Mi sono fermata a guardare. Ho rivisto Panzallaria quando era piccolina e non sapeva dove l’avrebbe portata la vita: in quanti posti e con quanti incontri eccezionali e non.
Ho rivisto la mia barbie e la distesa dei Puffi che collezionavamo io e la Bassotta e la casa che avevo costruito con le scatole da scarpe e di cui andavo molto orgogliosa.
E mentre ero lì che osservavo il passato riflesso nel presente si è aperta una porta. E’ uscita una donna con due bambini.
Due bambini poco più grandi della frollina.
Una donna dagli occhi neri e la bocca lunga. Una donna Bassotta.
A me il cuore ha cominciato a battere all’impazzata.

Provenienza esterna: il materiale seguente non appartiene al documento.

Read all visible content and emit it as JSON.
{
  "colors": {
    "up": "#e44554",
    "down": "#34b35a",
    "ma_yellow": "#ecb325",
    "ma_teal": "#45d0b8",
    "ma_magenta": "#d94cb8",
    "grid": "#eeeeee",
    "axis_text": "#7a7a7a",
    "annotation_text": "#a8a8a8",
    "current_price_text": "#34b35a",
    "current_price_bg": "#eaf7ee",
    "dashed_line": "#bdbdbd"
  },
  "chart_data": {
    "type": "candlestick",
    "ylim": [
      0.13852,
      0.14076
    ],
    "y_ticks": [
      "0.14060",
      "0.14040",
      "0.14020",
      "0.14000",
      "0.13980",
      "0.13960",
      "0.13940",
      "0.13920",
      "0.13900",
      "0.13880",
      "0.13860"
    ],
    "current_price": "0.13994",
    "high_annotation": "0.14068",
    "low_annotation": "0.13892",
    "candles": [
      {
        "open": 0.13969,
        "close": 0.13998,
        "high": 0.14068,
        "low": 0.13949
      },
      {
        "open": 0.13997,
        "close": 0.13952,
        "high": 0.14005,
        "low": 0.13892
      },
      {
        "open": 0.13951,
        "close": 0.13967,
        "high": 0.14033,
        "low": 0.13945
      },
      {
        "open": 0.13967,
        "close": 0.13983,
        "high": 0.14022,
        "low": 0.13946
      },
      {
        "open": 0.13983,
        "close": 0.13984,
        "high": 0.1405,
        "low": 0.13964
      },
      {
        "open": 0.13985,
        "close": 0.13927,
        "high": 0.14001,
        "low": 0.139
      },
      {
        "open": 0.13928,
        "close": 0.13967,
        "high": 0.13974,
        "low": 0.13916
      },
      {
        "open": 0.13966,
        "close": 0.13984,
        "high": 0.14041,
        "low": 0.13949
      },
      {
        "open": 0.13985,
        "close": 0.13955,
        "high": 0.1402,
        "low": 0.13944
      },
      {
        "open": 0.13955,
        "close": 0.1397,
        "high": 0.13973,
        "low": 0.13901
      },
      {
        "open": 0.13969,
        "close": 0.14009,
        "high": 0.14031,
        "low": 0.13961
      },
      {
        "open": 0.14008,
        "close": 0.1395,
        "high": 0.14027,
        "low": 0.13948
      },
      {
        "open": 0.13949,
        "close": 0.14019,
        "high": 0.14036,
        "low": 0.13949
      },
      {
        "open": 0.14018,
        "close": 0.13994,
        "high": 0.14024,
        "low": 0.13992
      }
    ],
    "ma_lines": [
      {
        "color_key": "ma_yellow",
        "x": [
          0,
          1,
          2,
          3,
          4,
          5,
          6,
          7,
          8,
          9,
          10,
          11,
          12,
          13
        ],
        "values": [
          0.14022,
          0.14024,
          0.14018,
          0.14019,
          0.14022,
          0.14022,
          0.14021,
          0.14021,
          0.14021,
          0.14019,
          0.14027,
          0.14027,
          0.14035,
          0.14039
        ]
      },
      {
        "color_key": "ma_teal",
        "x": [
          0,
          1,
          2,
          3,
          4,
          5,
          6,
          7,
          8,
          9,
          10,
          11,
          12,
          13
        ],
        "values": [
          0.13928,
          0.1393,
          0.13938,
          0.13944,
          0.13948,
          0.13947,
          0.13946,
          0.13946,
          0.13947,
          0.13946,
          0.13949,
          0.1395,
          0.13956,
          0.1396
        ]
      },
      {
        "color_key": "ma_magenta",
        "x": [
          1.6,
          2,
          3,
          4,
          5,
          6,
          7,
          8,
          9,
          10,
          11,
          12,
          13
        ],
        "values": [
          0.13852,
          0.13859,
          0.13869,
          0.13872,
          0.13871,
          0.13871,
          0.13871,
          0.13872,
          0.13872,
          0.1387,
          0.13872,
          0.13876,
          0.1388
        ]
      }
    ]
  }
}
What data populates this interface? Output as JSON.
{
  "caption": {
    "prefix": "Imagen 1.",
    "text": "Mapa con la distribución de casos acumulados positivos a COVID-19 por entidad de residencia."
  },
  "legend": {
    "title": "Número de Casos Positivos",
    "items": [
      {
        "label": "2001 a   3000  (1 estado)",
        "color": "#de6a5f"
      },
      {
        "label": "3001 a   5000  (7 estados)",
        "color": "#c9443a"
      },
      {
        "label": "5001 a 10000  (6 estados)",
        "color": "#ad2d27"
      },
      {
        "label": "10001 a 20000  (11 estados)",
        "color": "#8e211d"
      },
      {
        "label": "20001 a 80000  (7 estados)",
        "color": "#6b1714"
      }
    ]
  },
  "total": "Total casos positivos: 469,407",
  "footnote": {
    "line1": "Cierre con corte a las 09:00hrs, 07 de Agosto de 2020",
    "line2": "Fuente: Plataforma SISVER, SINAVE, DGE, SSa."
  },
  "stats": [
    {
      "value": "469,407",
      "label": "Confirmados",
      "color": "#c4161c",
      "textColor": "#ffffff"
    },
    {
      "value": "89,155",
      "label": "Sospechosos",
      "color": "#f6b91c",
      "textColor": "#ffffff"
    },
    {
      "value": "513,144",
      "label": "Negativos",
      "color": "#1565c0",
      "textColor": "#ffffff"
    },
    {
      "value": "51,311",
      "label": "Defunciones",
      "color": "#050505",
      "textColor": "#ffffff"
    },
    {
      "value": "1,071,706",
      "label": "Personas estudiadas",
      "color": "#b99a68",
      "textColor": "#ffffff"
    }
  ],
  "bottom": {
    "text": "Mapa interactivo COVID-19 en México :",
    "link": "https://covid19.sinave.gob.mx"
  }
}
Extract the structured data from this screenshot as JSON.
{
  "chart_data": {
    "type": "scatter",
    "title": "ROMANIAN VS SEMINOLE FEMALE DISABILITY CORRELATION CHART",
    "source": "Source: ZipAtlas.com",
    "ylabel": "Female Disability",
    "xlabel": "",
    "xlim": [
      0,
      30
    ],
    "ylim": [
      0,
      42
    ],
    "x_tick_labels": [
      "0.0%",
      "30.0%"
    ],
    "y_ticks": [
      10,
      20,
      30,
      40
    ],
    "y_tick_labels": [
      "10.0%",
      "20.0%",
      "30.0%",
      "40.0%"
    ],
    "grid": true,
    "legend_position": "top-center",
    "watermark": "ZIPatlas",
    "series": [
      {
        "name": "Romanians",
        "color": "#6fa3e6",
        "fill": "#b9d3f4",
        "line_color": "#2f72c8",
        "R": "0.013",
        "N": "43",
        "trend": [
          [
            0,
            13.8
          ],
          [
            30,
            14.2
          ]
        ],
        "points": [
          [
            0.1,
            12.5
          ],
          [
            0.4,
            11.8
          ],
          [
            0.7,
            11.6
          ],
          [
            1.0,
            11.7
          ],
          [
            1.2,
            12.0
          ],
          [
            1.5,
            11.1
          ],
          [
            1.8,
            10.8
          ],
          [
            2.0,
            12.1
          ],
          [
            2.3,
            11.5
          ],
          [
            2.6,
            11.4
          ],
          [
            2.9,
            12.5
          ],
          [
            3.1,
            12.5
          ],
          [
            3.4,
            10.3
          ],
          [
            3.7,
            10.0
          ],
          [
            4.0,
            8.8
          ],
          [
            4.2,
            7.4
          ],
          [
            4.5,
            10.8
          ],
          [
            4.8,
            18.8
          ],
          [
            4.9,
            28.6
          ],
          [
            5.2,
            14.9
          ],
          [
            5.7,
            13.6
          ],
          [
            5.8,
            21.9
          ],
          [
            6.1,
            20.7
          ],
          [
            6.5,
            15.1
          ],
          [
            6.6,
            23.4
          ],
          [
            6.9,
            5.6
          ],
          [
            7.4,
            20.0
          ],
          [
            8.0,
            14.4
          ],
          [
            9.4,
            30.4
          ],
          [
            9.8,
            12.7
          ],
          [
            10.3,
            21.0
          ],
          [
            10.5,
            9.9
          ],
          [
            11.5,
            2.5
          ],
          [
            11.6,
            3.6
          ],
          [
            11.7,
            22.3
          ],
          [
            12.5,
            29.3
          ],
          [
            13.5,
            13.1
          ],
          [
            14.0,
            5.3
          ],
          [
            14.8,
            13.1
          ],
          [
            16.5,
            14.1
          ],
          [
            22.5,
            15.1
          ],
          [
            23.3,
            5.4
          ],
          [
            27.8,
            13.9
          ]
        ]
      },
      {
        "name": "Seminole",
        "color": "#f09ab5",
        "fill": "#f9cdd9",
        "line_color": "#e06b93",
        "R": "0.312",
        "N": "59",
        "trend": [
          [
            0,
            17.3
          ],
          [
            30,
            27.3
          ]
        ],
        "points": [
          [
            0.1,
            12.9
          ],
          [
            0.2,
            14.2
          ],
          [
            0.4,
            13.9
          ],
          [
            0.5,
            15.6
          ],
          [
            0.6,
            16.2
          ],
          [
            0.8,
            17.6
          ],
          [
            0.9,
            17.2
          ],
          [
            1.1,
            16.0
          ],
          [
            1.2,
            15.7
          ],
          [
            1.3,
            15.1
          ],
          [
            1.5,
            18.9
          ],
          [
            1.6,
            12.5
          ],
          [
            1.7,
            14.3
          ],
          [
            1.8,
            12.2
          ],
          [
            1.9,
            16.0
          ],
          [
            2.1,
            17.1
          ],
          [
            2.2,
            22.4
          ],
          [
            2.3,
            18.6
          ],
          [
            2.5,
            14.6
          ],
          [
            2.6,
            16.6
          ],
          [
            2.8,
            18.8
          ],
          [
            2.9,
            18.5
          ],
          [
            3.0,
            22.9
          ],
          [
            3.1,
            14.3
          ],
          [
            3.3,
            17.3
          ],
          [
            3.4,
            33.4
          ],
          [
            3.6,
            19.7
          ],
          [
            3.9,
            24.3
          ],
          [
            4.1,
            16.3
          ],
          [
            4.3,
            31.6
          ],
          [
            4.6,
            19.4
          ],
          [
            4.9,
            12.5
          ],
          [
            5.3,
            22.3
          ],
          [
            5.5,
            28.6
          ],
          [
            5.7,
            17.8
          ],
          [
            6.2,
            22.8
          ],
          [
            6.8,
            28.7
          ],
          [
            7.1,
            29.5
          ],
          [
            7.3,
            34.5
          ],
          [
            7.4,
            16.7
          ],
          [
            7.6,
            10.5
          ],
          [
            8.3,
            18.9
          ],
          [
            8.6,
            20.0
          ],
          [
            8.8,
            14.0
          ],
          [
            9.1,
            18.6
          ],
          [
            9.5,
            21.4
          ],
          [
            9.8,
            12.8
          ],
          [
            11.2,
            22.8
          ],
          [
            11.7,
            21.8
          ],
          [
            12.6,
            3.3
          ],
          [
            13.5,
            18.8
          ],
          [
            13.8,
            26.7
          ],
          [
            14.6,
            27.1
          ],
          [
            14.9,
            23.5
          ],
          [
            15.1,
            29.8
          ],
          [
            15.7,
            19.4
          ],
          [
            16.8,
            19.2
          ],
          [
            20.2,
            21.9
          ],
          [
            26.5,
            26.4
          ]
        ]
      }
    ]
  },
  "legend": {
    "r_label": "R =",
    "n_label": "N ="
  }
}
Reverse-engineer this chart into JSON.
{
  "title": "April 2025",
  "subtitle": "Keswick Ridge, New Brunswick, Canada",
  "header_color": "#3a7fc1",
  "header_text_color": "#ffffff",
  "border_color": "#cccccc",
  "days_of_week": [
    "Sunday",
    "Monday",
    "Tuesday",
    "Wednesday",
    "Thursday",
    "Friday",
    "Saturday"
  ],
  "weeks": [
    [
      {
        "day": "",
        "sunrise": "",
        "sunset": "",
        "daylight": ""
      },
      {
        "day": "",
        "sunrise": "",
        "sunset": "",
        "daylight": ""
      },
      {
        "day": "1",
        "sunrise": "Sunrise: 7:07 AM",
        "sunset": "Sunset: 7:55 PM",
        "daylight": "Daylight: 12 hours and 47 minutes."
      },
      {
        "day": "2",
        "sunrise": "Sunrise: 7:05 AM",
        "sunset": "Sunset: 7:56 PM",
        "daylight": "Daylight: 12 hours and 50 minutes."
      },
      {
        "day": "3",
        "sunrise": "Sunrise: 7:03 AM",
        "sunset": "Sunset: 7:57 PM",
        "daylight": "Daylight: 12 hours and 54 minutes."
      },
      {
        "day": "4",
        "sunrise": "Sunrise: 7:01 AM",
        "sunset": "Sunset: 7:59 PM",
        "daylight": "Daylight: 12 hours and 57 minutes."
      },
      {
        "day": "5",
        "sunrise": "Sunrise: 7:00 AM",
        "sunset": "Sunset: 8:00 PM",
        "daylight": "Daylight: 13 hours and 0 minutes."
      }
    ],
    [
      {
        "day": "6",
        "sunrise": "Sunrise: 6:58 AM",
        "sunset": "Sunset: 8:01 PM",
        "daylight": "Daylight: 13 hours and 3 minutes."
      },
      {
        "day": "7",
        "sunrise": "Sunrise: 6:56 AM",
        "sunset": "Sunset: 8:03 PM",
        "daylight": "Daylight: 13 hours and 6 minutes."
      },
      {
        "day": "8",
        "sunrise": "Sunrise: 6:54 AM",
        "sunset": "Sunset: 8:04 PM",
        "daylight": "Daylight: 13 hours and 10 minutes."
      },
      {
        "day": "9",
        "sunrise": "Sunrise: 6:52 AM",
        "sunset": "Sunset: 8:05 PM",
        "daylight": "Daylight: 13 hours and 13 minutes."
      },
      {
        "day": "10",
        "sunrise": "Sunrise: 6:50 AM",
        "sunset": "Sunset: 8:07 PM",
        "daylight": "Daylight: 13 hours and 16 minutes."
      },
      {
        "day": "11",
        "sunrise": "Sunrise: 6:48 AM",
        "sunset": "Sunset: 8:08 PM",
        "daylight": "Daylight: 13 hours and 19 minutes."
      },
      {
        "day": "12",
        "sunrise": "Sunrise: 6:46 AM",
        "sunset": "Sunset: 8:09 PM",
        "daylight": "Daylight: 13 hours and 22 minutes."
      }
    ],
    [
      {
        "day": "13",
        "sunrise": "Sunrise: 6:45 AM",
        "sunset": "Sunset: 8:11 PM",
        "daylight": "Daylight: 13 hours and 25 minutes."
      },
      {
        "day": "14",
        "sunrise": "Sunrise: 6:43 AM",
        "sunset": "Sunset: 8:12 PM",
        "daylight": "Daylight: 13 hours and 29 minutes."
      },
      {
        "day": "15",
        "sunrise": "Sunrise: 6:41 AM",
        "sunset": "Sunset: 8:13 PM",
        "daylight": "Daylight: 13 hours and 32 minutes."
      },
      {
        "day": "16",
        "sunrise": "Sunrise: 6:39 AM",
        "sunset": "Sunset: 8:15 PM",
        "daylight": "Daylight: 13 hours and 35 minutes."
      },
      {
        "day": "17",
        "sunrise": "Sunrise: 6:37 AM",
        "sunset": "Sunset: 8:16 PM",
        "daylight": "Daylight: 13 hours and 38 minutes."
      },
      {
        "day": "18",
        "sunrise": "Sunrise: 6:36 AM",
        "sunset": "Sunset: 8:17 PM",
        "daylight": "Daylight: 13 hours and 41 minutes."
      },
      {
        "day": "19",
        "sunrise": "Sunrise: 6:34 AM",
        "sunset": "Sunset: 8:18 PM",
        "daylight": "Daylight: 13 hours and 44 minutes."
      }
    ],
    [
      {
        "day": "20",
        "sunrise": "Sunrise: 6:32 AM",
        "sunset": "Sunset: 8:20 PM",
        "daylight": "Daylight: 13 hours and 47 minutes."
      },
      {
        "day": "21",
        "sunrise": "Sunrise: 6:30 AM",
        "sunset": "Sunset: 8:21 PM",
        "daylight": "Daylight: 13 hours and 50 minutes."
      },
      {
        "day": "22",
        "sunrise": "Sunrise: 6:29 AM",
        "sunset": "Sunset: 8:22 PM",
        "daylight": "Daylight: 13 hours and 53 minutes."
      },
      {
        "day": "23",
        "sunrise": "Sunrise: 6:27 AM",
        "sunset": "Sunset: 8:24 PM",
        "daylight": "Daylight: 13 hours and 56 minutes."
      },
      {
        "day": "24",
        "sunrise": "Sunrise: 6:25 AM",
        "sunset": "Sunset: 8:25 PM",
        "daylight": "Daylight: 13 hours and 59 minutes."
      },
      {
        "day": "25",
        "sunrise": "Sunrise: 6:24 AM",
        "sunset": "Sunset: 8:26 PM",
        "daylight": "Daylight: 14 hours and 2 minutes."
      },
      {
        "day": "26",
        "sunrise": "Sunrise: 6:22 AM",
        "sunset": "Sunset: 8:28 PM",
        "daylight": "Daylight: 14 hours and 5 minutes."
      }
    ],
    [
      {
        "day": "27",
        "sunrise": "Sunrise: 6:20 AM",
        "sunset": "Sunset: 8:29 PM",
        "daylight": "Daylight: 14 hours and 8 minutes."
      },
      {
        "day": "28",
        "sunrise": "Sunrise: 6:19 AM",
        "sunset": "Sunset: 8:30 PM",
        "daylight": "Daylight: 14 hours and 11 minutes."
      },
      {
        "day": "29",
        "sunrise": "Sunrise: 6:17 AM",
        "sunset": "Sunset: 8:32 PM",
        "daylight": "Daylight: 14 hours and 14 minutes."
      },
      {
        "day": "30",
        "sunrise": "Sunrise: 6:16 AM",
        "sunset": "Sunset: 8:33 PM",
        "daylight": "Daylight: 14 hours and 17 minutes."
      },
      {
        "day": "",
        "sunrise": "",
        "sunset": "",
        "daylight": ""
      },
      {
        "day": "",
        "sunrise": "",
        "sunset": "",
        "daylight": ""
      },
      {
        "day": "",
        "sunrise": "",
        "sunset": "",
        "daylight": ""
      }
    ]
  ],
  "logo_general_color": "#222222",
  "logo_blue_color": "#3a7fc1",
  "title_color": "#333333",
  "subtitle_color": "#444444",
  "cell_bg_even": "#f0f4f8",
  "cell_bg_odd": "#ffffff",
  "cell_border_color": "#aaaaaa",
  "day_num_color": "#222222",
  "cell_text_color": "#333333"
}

Volevo uscire, volevo dirle
ehi ti ricordi di me? giocavamo con i puffi e tua zia ci portava l’orzata…ma sono i tuoi figli questi? sai anche io ho una bimba, lei si chiama Frollina. Ho le mani come quelle di un rettile ma non devi avere paura. Sono la mappa della mia vita, insieme ai miei occhi e a questa frangetta che ho tagliata storta. Tu sei bellissima, in tutto il tuo metroecinquanta e con quel sorriso che ora è tornato lungo e pieno come quando ti ho conosciuta, prima che tuo babbo si addormentasse. Chissà quante cose avrai da raccontare, chissà quante persone sono venute e andate e quanti posti hanno visitato i tuoi occhi. La mia memoria è straripante ma c’è sempre un posticino speciale per te e per quegli anni di noi due piccole…
Mi sono proprio emozionata, mi sono. Avrei voluto dirle tante cose.
Le vie del tempo sono percorsi contorti e spesso avvolti nella nebbia, ma in certi punti, del tutto inaspettatamente, si toccano tra loro. Tu non sai mai quando avverrà ma quando avviene devi fare una scelta.
O congiungi i fili e invadi il presente di passato
O guardi da dietro un finestrino e poi riparti.
Ho guardato l’orologio: ero in ritardo per il mio esame. Ho acceso la macchina e mi sono diretta verso l’ospedale.
dimmi che ci torni.
che bello!! Pensa che la mia amichetta del cuore delle elementari ha traslocato senza salutarmi 🙁
io ci tornerei con la Frolli a trovare questa tua amica!!!
…però puoi sempre tornare un altro giorno da lei.
angela
sai Panz, ti ho invidiato un po’ leggendo questo racconto, perche’ tu puoi raggiungere i tuoi ricordi in macchina, da un lato all’altro della citta’. A volte ci penso, e un po’ mi spaventa l’idea che se mai avro’ un figlio/a crescera’ in un posto che non ha nessun ricordo mio ne’ di suo padre. E che dovra’ attraversare il mondo (o mezzo-nel caso del papa’) per andare a trovarli.
Bellissimo questo post! Anche io penso che dovresti tornarci insieme alla piccola frollina, se eravate così amiche, dopo un attimo di inevitabile imbarazzo vi “ritroverete” e i vostri piccoli potranno aiutarvi a rompere il ghiaccio, i bimbi sono molto più spontanei e impulsivi di noi adulti e questa è una delle loro “magie”.